California University's Equipment Linked to Hacker Attacks

Aired February 12, 2000 - 8:01 a.m. ET

THIS IS A RUSH TRANSCRIPT. THIS COPY MAY NOT BE IN ITS FINAL FORM AND MAY BE UPDATED.

MILES O'BRIEN, CNN ANCHOR: Experts say this week's attack on CNN's Web site utilized equipment at a California university, and another university's equipment was used in the attack on eBay.

CNN's Jim Hill says universities are easy springboards for hackers to launch their attacks.

(BEGIN VIDEOTAPE)

JIM HILL, CNN CORRESPONDENT (voice-over): Cyber suspicion was first aroused Tuesday night at the University of California at Santa Barbara. Computer programmer Kevin Schmidt says he made a routine check of the school's network monitoring system here in the engineering department. He says he found a large amount of information that flowed out of one computer located in a campus laboratory.

KEVIN SCHMIDT, COMPUTER PROGRAMMER: It appears that somebody issued it some instructions, gave it some sort of program designed to send unauthorized traffic to the CNN Web site.

HILL: Knowing that CNN and a number of corporate Web sites had been temporarily shut down by a flood of requests for information, the university talked with CNN and the FBI Wednesday morning.

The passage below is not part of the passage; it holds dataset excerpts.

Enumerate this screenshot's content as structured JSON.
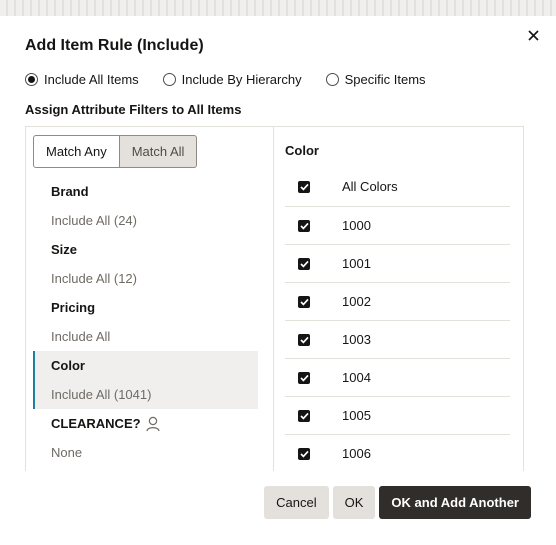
{
  "dialog": {
    "title": "Add Item Rule (Include)"
  },
  "scope_options": [
    {
      "label": "Include All Items",
      "checked": true
    },
    {
      "label": "Include By Hierarchy",
      "checked": false
    },
    {
      "label": "Specific Items",
      "checked": false
    }
  ],
  "section_label": "Assign Attribute Filters to All Items",
  "match": {
    "any_label": "Match Any",
    "all_label": "Match All",
    "selected": "Match Any"
  },
  "filters": [
    {
      "name": "Brand",
      "value": "Include All (24)"
    },
    {
      "name": "Size",
      "value": "Include All (12)"
    },
    {
      "name": "Pricing",
      "value": "Include All"
    },
    {
      "name": "Color",
      "value": "Include All (1041)"
    },
    {
      "name": "CLEARANCE?",
      "value": "None"
    }
  ],
  "selected_filter": "Color",
  "color_panel": {
    "header": "Color",
    "all_label": "All Colors",
    "values": [
      "1000",
      "1001",
      "1002",
      "1003",
      "1004",
      "1005",
      "1006"
    ]
  },
  "footer": {
    "cancel_label": "Cancel",
    "ok_label": "OK",
    "ok_add_label": "OK and Add Another"
  },
  "colors": {
    "primary_button": "#312d2a",
    "secondary_button": "#e4e1dd",
    "selected_accent": "#227e9e"
  }
}
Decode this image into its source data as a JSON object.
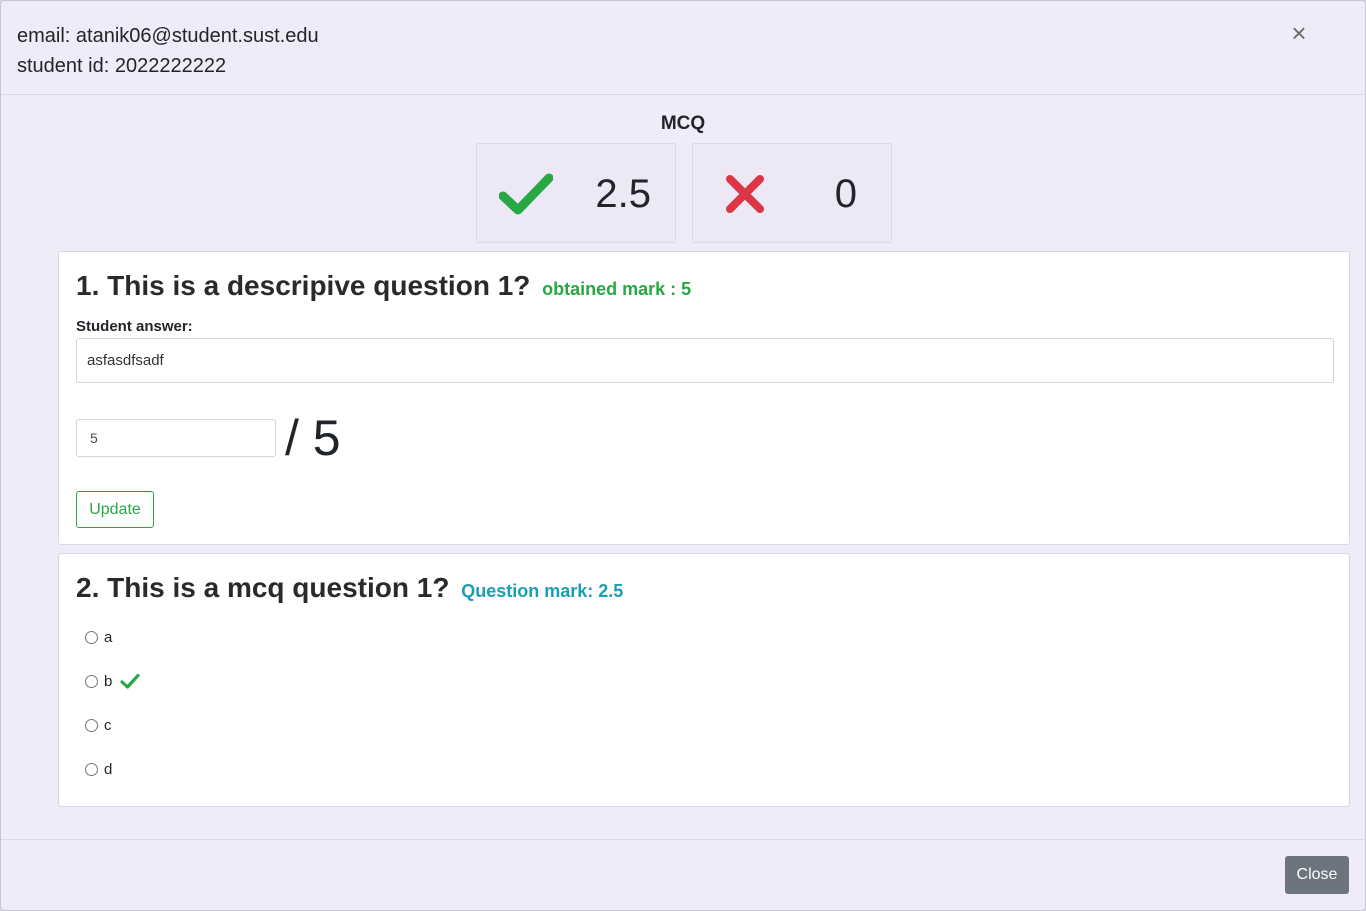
{
  "header": {
    "email_line": "email: atanik06@student.sust.edu",
    "student_id_line": "student id: 2022222222",
    "close_symbol": "×"
  },
  "mcq_summary": {
    "title": "MCQ",
    "correct_value": "2.5",
    "wrong_value": "0",
    "correct_icon": "check-icon",
    "wrong_icon": "cross-icon",
    "correct_color": "#28a745",
    "wrong_color": "#dc3545"
  },
  "questions": [
    {
      "title": "1. This is a descripive question 1?",
      "badge": "obtained mark : 5",
      "answer_label": "Student answer:",
      "answer_text": "asfasdfsadf",
      "mark_value": "5",
      "mark_total": "/ 5",
      "update_label": "Update"
    },
    {
      "title": "2. This is a mcq question 1?",
      "badge": "Question mark: 2.5",
      "options": [
        {
          "label": "a",
          "correct": false
        },
        {
          "label": "b",
          "correct": true
        },
        {
          "label": "c",
          "correct": false
        },
        {
          "label": "d",
          "correct": false
        }
      ]
    }
  ],
  "footer": {
    "close_label": "Close"
  }
}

The university says someone had apparently used scanning software to check the university's network and found a machine that didn't have the proper safeguards.

PROF. BOB SUGAR, UNIVERSITY OF CALIFORNIA AT SANTA BARBARA: There are devices or programs which allow hackers to scan very broadly large numbers of computers looking for weaknesses which will allow them to break in and there are known weaknesses and so they know what to look for.

HILL (on camera): Computer experts here on the Santa Barbara campus say large universities can be a hacker's target of choice.

(voice-over): This is because schools often use computers in creative ways, including for research and experimentation in which safeguards or so-called firewalls simply get in the way.

SCHMIDT: There's a good chance that .1 percent out there is going to be vulnerable and with the automated tools that the hackers tend to use, they're probably going to find that .1 percent. HILL: The vulnerable computer has been turned off. But experts say it was likely just one of many computers in many locations which were unwitting accomplices in the attacks on corporate Web sites.

Jim Hill, CNN, Santa Barbara, California.